The first four songs seem to be Rae working through the past, and everything she’s learnt from it; after that point her heart bursts wide open – as she telegraphed in ‘Don’t Do it for the Haters’ when she sings that she doesn’t do it for the haters because ‘it’s the love that does it for me’. We go from that song into the beautiful ‘Jessica’, co-written with Lyn Bowtell, who knows her way around a heartbreaking song. This sounds like one kind of song of love and loss and becomes something else: a gentle rebuke. It’s not the only song on the album in which Rae gives us a sleight of hand (or lyric) – ‘Party on the Couch’ has a title that suggests it could be in the established country music party-song tradition, and musically it could fit there, yet really it’s been inspired the fact that Rae was spending a lot of time at home, literally on the couch.

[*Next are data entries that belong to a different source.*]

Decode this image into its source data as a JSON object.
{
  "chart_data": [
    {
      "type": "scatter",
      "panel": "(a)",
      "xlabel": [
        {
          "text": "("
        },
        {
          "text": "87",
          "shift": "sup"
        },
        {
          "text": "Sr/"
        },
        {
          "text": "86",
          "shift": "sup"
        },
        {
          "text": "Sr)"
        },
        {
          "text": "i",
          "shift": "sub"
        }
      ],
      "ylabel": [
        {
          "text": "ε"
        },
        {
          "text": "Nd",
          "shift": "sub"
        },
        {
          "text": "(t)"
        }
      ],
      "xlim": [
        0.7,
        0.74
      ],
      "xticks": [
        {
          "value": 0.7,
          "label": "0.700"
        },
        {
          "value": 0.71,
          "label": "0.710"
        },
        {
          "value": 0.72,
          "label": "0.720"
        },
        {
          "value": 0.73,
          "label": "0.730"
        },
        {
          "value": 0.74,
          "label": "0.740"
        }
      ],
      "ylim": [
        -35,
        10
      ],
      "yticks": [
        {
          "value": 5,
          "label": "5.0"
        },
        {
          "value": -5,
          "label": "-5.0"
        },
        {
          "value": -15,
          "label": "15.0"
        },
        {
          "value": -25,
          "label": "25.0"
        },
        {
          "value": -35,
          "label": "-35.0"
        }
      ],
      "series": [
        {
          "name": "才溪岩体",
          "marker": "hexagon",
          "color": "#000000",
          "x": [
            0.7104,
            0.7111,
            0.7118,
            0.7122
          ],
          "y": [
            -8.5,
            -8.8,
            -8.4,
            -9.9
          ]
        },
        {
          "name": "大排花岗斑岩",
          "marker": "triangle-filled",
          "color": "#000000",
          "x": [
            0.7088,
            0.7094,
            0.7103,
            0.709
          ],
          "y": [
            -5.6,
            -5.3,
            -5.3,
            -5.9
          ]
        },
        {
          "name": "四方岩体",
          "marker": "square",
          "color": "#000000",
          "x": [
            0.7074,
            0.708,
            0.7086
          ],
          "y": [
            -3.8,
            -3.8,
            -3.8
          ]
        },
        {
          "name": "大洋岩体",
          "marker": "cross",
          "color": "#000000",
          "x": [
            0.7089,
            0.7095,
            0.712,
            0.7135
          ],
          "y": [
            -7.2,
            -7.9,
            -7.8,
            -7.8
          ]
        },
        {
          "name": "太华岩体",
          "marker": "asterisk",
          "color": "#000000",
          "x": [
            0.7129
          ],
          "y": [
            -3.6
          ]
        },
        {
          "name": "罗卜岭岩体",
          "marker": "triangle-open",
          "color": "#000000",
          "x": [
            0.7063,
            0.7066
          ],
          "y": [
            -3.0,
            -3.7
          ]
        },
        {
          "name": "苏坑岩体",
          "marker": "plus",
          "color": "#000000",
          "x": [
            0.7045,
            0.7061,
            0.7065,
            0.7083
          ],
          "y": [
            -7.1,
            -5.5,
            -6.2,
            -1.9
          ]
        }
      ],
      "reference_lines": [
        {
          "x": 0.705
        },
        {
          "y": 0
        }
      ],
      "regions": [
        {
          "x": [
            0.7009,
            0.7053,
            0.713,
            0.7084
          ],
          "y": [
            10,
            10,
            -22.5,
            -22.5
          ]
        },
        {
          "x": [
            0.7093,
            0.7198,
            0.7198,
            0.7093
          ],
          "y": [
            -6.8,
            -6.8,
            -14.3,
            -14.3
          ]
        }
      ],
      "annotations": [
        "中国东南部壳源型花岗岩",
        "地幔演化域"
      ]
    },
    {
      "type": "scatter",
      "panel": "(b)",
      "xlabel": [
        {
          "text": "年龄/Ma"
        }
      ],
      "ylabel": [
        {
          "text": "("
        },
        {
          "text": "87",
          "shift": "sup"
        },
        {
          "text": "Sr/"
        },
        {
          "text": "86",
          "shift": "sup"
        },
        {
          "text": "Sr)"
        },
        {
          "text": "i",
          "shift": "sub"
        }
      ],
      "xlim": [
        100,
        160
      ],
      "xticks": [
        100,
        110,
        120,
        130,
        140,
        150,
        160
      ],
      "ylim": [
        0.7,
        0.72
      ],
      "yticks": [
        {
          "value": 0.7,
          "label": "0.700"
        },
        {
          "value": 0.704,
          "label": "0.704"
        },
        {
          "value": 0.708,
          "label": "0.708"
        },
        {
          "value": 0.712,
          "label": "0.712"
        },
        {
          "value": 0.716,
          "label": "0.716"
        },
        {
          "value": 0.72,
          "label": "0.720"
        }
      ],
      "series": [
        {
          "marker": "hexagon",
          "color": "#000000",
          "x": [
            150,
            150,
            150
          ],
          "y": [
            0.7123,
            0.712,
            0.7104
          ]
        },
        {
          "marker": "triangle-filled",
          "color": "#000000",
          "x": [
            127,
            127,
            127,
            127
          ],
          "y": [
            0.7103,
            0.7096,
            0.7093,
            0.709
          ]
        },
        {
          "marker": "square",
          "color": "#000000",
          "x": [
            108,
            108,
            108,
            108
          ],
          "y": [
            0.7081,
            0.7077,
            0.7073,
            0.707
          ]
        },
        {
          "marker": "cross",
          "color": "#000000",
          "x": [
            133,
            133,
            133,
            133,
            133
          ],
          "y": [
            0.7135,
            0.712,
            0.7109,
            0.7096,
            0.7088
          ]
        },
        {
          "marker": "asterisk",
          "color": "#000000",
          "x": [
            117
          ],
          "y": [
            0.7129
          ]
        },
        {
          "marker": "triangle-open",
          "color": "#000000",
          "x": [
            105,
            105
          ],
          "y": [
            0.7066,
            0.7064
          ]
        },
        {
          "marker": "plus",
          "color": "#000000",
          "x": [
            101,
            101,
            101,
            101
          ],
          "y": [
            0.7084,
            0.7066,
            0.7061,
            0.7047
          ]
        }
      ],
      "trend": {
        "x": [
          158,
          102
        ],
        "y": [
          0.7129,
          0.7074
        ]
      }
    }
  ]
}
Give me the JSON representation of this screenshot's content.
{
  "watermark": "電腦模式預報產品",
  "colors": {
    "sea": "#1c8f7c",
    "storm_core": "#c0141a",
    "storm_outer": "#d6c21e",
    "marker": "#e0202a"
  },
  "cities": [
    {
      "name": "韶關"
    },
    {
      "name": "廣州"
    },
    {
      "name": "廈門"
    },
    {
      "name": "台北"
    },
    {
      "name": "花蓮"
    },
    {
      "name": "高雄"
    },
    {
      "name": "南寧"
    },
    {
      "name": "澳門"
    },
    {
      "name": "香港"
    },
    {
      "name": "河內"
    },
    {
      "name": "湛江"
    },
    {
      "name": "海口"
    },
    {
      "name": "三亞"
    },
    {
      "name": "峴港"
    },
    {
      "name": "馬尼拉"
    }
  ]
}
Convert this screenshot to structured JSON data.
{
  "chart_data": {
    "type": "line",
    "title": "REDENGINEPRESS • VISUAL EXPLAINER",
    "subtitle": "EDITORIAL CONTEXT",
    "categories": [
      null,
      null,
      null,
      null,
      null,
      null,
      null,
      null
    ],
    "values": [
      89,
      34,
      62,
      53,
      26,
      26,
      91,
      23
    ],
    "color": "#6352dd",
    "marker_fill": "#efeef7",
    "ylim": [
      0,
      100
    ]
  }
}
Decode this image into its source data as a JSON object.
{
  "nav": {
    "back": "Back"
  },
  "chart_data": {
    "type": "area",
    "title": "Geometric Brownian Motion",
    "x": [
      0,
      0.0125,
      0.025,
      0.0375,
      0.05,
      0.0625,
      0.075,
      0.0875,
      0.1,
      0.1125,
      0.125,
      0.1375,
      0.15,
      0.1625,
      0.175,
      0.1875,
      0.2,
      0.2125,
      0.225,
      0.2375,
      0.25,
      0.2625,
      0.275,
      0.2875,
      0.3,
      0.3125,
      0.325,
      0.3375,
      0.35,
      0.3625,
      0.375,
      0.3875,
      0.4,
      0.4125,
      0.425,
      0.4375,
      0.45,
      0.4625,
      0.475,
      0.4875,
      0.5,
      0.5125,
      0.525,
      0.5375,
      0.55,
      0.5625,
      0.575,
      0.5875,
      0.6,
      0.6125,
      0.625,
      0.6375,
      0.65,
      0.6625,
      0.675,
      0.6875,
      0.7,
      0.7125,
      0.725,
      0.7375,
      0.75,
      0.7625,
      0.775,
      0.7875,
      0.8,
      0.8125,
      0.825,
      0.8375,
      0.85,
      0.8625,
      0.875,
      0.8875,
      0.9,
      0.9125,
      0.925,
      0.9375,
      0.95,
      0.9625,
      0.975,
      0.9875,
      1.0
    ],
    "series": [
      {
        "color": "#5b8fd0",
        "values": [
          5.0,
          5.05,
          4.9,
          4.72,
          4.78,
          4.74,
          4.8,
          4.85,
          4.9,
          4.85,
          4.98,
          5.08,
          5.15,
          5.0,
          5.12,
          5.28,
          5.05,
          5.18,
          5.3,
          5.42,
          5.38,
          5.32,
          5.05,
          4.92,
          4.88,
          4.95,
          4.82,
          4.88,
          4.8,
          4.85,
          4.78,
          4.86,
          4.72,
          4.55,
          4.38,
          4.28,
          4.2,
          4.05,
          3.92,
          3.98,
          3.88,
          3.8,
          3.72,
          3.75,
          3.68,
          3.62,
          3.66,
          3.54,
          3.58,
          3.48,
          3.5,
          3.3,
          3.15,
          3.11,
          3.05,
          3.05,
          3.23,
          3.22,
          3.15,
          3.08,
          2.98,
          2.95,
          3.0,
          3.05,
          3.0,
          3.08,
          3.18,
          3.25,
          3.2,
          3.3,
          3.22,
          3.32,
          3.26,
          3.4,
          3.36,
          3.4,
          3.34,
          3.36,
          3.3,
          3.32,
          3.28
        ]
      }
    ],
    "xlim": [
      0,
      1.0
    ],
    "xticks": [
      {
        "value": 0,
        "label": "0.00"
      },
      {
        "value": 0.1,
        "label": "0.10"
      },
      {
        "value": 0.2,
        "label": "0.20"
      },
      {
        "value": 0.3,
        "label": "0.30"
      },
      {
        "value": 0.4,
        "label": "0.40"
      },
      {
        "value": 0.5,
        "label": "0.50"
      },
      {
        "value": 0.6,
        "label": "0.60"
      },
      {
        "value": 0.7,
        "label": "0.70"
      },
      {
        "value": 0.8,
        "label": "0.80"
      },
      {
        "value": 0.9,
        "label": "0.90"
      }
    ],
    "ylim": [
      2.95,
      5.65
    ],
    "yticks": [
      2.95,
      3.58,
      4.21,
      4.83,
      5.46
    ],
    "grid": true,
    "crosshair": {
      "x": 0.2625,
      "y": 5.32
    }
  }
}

Rae wrote or co-wrote all of the tracks on the album. Seventh track ‘Love Is’ is hers alone and was begun years ago. It is devastating and memorable, as is the tenth and last track, ‘Carrying the Flame’, a tribute to a departed mentor. The answer to ‘Green Light’ comes in track eight, ‘Right Now’, in which Rae has no qualms issuing the recommendation to ‘just do whatever makes you feel better’ – no judgements about what that may be. Because perhaps, finally, Rae has stopped judging herself.

In Rae’s decision to let love guide her work and her actions, she has offered fans a gift: an extraordinary album which is infused with love and the prices we can pay for it – grief, confusion, loneliness, despair. In the end, though, the message is that it’s worth it. Rae emerges on this album as the heroine we didn’t know we needed, not because she set out to be but because she didn’t. She set out to create songs that people would love. She has achieved that, and so much more.

Lion Side is out now through ABC Music/Universal Music Australia.